Session I.6 - Mathematical Foundations of Data Assimilation and Inverse Problems
Poster
Machine Learning for Missing Dynamics
Shixiao Jiang
ShanghaiTech University, China - This email address is being protected from spambots. You need JavaScript enabled to view it.
In this work, we present a general framework for recovering missing dynamical systems using available data and machine learning techniques. The proposed framework reformulates the prediction problem as a supervised learning problem to approximate a map that takes the memories of the resolved and identifiable unresolved variables to the missing components in the resolved dynamics.
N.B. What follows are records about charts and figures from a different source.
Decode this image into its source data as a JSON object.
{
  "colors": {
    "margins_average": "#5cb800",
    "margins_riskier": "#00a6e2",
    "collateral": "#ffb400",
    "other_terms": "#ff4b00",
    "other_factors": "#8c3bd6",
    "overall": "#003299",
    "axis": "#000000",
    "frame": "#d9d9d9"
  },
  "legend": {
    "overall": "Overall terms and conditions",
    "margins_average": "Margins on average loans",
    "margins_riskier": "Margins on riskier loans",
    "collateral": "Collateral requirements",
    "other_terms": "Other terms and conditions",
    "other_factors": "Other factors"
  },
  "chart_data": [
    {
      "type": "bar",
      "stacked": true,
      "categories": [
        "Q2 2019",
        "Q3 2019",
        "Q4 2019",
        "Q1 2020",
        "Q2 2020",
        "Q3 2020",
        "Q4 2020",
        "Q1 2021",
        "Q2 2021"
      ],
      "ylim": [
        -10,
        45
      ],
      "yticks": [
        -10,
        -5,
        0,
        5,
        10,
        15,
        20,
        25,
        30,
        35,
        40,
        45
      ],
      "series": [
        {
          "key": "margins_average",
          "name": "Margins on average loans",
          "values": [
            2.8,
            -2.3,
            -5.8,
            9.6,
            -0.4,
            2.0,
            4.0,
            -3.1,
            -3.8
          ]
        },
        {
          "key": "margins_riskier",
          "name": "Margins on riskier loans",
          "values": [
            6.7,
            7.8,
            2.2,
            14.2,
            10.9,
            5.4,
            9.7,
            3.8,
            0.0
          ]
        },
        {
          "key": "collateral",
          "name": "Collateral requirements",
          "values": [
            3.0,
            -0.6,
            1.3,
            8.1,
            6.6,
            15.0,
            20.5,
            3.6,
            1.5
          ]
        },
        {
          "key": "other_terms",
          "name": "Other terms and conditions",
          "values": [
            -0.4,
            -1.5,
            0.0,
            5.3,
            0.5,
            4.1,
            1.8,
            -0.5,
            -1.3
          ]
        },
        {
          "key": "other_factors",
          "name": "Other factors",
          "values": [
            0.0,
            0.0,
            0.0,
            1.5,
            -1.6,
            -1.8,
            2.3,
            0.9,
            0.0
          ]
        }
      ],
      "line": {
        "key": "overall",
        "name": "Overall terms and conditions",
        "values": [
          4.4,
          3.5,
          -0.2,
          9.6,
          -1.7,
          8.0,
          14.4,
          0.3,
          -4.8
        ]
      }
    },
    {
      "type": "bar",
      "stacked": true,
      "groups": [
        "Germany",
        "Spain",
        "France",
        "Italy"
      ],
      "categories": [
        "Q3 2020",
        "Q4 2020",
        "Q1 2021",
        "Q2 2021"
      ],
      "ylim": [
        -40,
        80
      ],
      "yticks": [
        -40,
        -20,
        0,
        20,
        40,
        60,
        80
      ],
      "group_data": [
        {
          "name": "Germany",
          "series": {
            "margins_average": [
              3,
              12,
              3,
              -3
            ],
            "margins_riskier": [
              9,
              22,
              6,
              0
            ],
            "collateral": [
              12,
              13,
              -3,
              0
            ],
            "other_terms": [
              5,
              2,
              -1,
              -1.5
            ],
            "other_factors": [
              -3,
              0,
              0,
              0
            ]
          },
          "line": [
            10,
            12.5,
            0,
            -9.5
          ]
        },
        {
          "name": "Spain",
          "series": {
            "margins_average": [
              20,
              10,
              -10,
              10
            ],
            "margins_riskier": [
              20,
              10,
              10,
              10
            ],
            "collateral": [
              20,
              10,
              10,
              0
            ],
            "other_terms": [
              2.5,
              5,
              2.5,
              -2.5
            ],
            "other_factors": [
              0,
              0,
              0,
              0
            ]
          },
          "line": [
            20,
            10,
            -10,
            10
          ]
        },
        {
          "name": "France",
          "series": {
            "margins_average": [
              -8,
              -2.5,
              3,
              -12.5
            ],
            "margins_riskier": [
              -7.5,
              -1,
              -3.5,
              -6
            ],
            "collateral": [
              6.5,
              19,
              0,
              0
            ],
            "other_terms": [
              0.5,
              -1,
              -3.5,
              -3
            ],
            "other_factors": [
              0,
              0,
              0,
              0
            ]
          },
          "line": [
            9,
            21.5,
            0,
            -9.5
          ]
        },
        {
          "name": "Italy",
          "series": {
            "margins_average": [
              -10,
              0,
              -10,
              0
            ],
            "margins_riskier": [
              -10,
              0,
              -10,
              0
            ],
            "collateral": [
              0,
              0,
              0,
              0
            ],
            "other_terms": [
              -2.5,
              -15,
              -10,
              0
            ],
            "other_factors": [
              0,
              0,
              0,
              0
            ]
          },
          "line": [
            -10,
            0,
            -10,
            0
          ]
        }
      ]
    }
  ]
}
The map for this non-Markovian transition kernel is represented by a conditional distribution which is estimated from appropriate RKHS formulation or the long short term memory (LSTM). In the case of short memory terms or Gaussian variables, the success of the RKHS formulation suggests that various parametric modeling approaches that were proposed in various domain of applications can be understood through our RKHS representations. In the case of long-memory non-Markovian terms with non-Gaussian distribution, the LSTM method is an effective tool for recovering the missing dynamics that involves approximation of high-dimensional functions. Supporting numerical results on instructive nonlinear dynamics, including the two-layer Lorenz system, the truncated Burger-Hopf equation, the 57-mode barotropic stress model, and the Kuramoto-Sivashinsky (KS) equation.
Joint work with John Harlim (Penn State University), Haizhao Yang (Purdue University) and Senwei Liang (UC Berkeley).